From the gutters of Poverty Row came a movie that, perhaps more than any other, epitomizes the dark fatalism at the heart of film noir. As he hitchhikes his way from New York to Los Angeles, a down-on-his-luck nightclub pianist (Tom Neal) finds himself with a dead body on his hands and nowhere to run—a waking nightmare that goes from bad to worse when he picks up the most vicious femme fatale in cinema history, Ann Savage’s snarling, monstrously conniving drifter Vera. Working with no-name stars on a bargain-basement budget, B auteur Edgar G. Ulmer turned threadbare production values and seedy, low-rent atmosphere into indelible pulp poetry. Long available only in substandard public domain prints, Detour haunts anew in its first major restoration.

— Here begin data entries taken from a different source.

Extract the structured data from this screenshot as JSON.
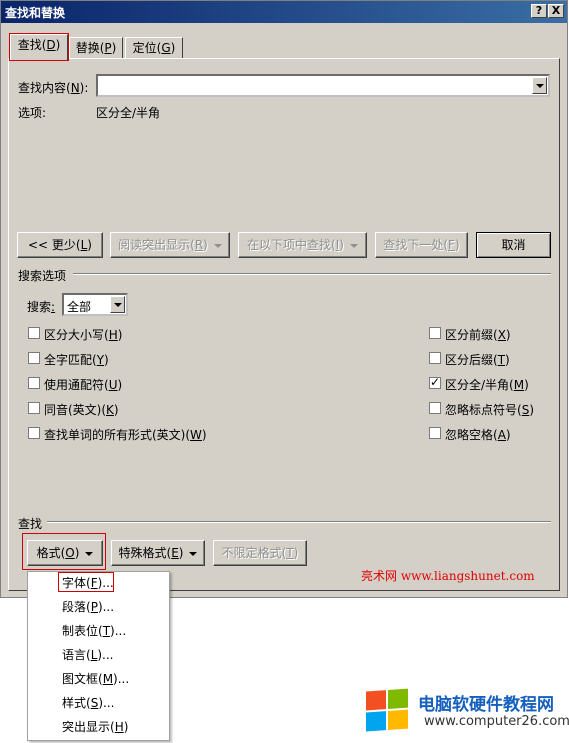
{
  "dialog": {
    "title": "查找和替换",
    "help_btn": "?",
    "close_btn": "X"
  },
  "tabs": [
    {
      "label": "查找(D)",
      "pre": "查找(",
      "key": "D",
      "post": ")"
    },
    {
      "label": "替换(P)",
      "pre": "替换(",
      "key": "P",
      "post": ")"
    },
    {
      "label": "定位(G)",
      "pre": "定位(",
      "key": "G",
      "post": ")"
    }
  ],
  "find": {
    "label_pre": "查找内容(",
    "label_key": "N",
    "label_post": "):",
    "value": "",
    "options_label": "选项:",
    "options_value": "区分全/半角"
  },
  "buttons": {
    "less": {
      "pre": "<< 更少(",
      "key": "L",
      "post": ")"
    },
    "reading_highlight": {
      "pre": "阅读突出显示(",
      "key": "R",
      "post": ")"
    },
    "find_in": {
      "pre": "在以下项中查找(",
      "key": "I",
      "post": ")"
    },
    "find_next": {
      "pre": "查找下一处(",
      "key": "F",
      "post": ")"
    },
    "cancel": "取消"
  },
  "search_options": {
    "section_label": "搜索选项",
    "search_label_pre": "搜索",
    "search_label_key": "",
    "search_value": "全部",
    "left": [
      {
        "pre": "区分大小写(",
        "key": "H",
        "post": ")",
        "checked": false
      },
      {
        "pre": "全字匹配(",
        "key": "Y",
        "post": ")",
        "checked": false
      },
      {
        "pre": "使用通配符(",
        "key": "U",
        "post": ")",
        "checked": false
      },
      {
        "pre": "同音(英文)(",
        "key": "K",
        "post": ")",
        "checked": false
      },
      {
        "pre": "查找单词的所有形式(英文)(",
        "key": "W",
        "post": ")",
        "checked": false
      }
    ],
    "right": [
      {
        "pre": "区分前缀(",
        "key": "X",
        "post": ")",
        "checked": false
      },
      {
        "pre": "区分后缀(",
        "key": "T",
        "post": ")",
        "checked": false
      },
      {
        "pre": "区分全/半角(",
        "key": "M",
        "post": ")",
        "checked": true
      },
      {
        "pre": "忽略标点符号(",
        "key": "S",
        "post": ")",
        "checked": false
      },
      {
        "pre": "忽略空格(",
        "key": "A",
        "post": ")",
        "checked": false
      }
    ]
  },
  "find_section": {
    "label": "查找",
    "format_btn": {
      "pre": "格式(",
      "key": "O",
      "post": ")"
    },
    "special_btn": {
      "pre": "特殊格式(",
      "key": "E",
      "post": ")"
    },
    "no_format_btn": {
      "pre": "不限定格式(",
      "key": "T",
      "post": ")"
    }
  },
  "format_menu": [
    {
      "pre": "字体(",
      "key": "F",
      "post": ")..."
    },
    {
      "pre": "段落(",
      "key": "P",
      "post": ")..."
    },
    {
      "pre": "制表位(",
      "key": "T",
      "post": ")..."
    },
    {
      "pre": "语言(",
      "key": "L",
      "post": ")..."
    },
    {
      "pre": "图文框(",
      "key": "M",
      "post": ")..."
    },
    {
      "pre": "样式(",
      "key": "S",
      "post": ")..."
    },
    {
      "pre": "突出显示(",
      "key": "H",
      "post": ")"
    }
  ],
  "watermarks": {
    "site1": "亮术网 www.liangshunet.com",
    "site2_title": "电脑软硬件教程网",
    "site2_url": "www.computer26.com"
  },
  "colors": {
    "dialog_bg": "#d4d0c8",
    "titlebar": "#0a246a",
    "highlight_red": "#d00000",
    "logo_red": "#f25022",
    "logo_green": "#7fba00",
    "logo_blue": "#00a4ef",
    "logo_yellow": "#ffb900",
    "site2_blue": "#1560bd"
  }
}
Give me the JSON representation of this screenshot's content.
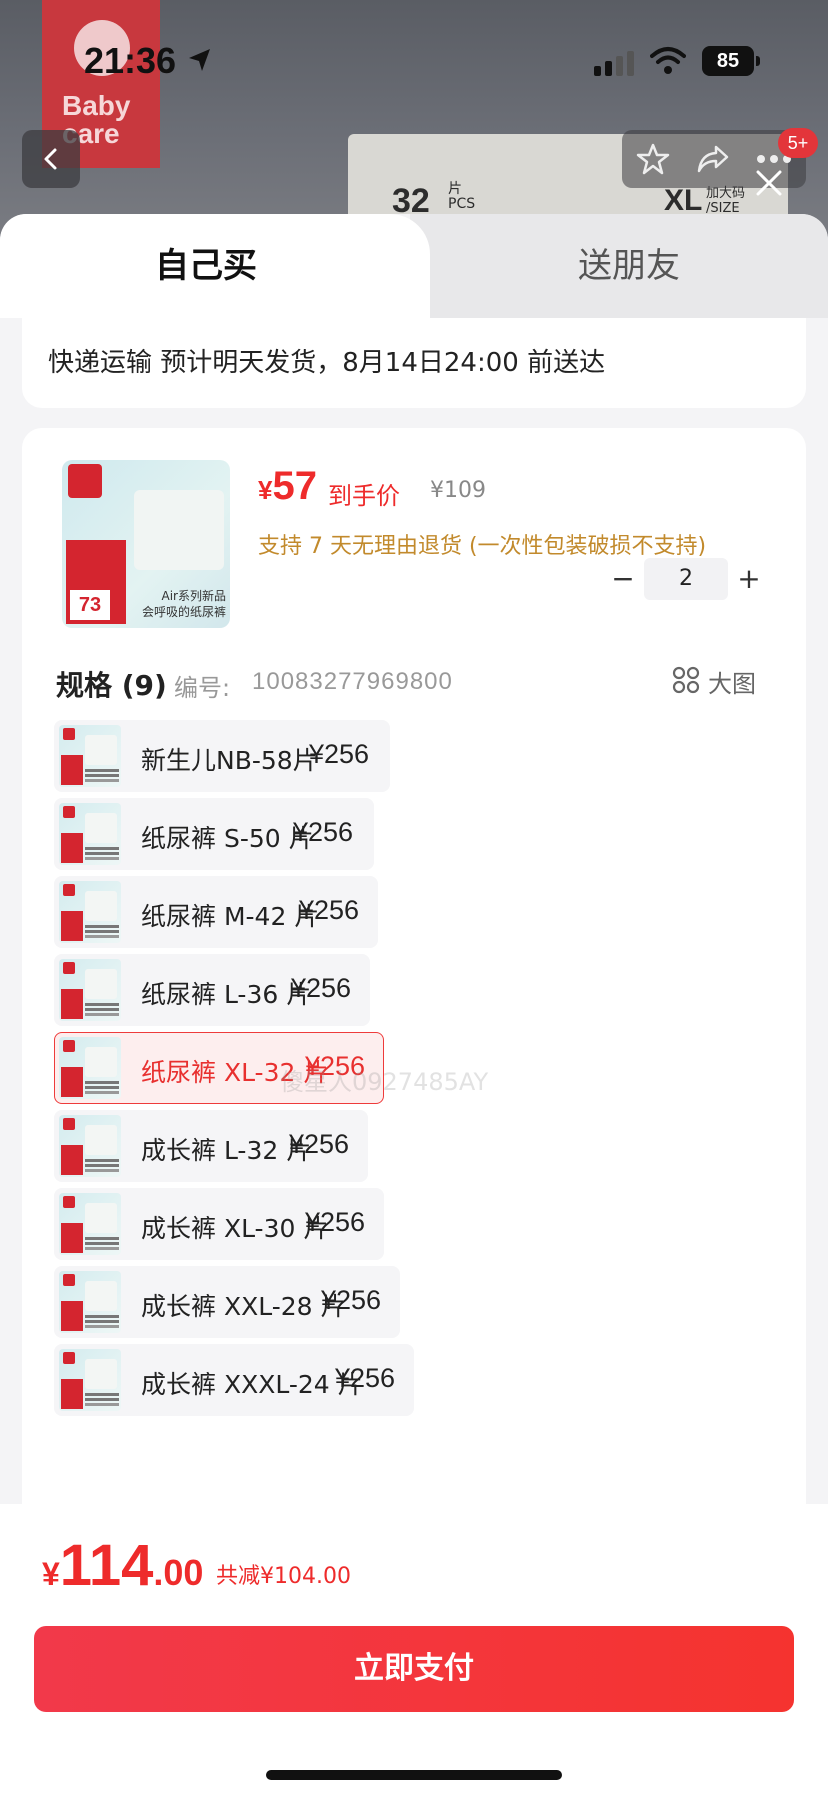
{
  "status_bar": {
    "time": "21:36",
    "battery": "85"
  },
  "background": {
    "brand_logo_text": [
      "Baby",
      "care"
    ],
    "pack_count": "32",
    "pack_unit": [
      "片",
      "PCS"
    ],
    "pack_size": "XL",
    "pack_size_label": [
      "加大码",
      "/SIZE"
    ],
    "badge": "5+"
  },
  "tabs": {
    "self": "自己买",
    "friend": "送朋友"
  },
  "delivery": {
    "text": "快递运输 预计明天发货，8月14日24:00 前送达"
  },
  "product": {
    "image_caption": [
      "Air系列新品",
      "会呼吸的纸尿裤"
    ],
    "image_badge": "73",
    "price_currency": "¥",
    "price_value": "57",
    "price_label": "到手价",
    "original_price": "¥109",
    "return_policy": "支持 7 天无理由退货 (一次性包装破损不支持)",
    "quantity": "2",
    "qty_minus": "−",
    "qty_plus": "+"
  },
  "spec": {
    "title": "规格 (9)",
    "code_label": "编号:",
    "code": "10083277969800",
    "big_picture_label": "大图",
    "items": [
      {
        "name": "新生儿NB-58片",
        "price": "¥256",
        "selected": false
      },
      {
        "name": "纸尿裤 S-50 片",
        "price": "¥256",
        "selected": false
      },
      {
        "name": "纸尿裤 M-42 片",
        "price": "¥256",
        "selected": false
      },
      {
        "name": "纸尿裤 L-36 片",
        "price": "¥256",
        "selected": false
      },
      {
        "name": "纸尿裤 XL-32 片",
        "price": "¥256",
        "selected": true
      },
      {
        "name": "成长裤 L-32 片",
        "price": "¥256",
        "selected": false
      },
      {
        "name": "成长裤 XL-30 片",
        "price": "¥256",
        "selected": false
      },
      {
        "name": "成长裤 XXL-28 片",
        "price": "¥256",
        "selected": false
      },
      {
        "name": "成长裤 XXXL-24 片",
        "price": "¥256",
        "selected": false
      }
    ]
  },
  "watermark": "傻星人0927485AY",
  "footer": {
    "currency": "¥",
    "total_int": "114",
    "total_dec": ".00",
    "discount": "共减¥104.00",
    "pay_button": "立即支付"
  },
  "colors": {
    "accent": "#ee2b2b",
    "policy": "#c28a2c",
    "selected_bg": "#fdeeee"
  }
}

Restored by the Academy Film Archive and The Film Foundation in collaboration with Cinémathèque Royale de Belgique, The Museum of Modern Art, and the Cinémathèque Française. Restoration funding provided by the George Lucas Family Foundation.
Then on May 13th we have Ida Lupino’s restored THE HITCH-HIKER!
Beyond its obvious cultural significance as the only classic film noir directed by a woman (actress Ida Lupino), THE HITCH-HIKER is perhaps better remembered as simply one of the most nightmarish motion pictures of the 1950s. Inspired by the true-life murder spree of Billy Cook, THE HITCH-HIKER is the tension-laden saga of two men on a camping trip (Edmond O’Brien and Frank Lovejoy) who are held captive by a homicidal drifter (William Talman). He forces them, at gunpoint, to embark on a grim joyride across the Mexican desert.
Renegade filmmaking at its finest, THE HITCH-HIKER was independently produced, which allowed Lupino and ex-husband/producer Collier Young to work from a treatment by blacklisted writer Daniel Mainwaring, and tackle an incident that was too brutal for the major studios to even consider.